Sporting Club d'Escaldes
- Founded: 1977; 49 years ago
- Owner: Vinsky
- League: Primera Divisió
- 2025–26: Segona Divisió, 2nd (promoted)

= Sporting Club d'Escaldes =

Sporting Club d'Escaldes is an Andorran football club from Les Escaldes. The club plays in the Primera Divisió, having been promoted from the Segonda Divisió in 2025–26.

==History==
Founded as Sporting Club d'Engordany in 1977, the club entered the Primera Divisió in its debut season of 1995–96, was renamed in 1998, and remained in the top flight until being relegated in last place in 2001–02. The club remained in the Segona Divisió until 2008, and made a brief comeback in 2018–19, when it won one game all season and finished last, excluding withdrawn club CE Jenlai.

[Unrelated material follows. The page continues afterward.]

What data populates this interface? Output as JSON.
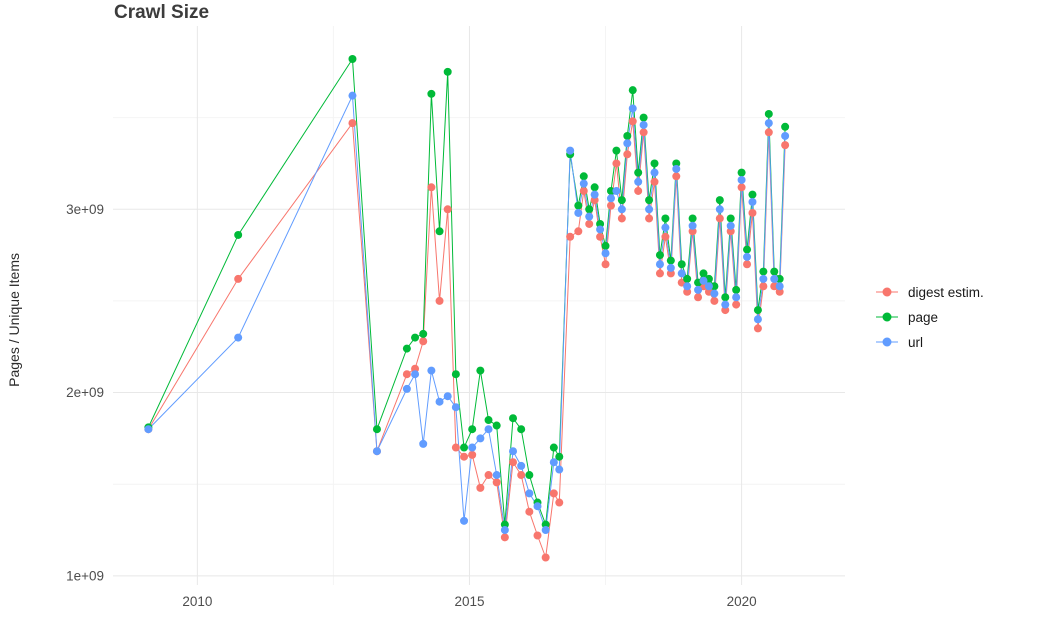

In February 2025, French YouTuber Vinsky bought the club, which had been dormant since 2019, and registered it to compete in the Segona Divisió in 2025–26. He set a three-year target of qualifying for Europe. In their debut campaign, the team fought for the title against CE Casa de Portugal, who ended the season as champions and won promotion. The club played a promotion/relegation playoff against CF Esperança d'Andorra, losing 5–1 on aggregate. In July 2026, UE Santa Coloma was administratively relegated from the top flight, and Sporting Club d'Escaldes took its place.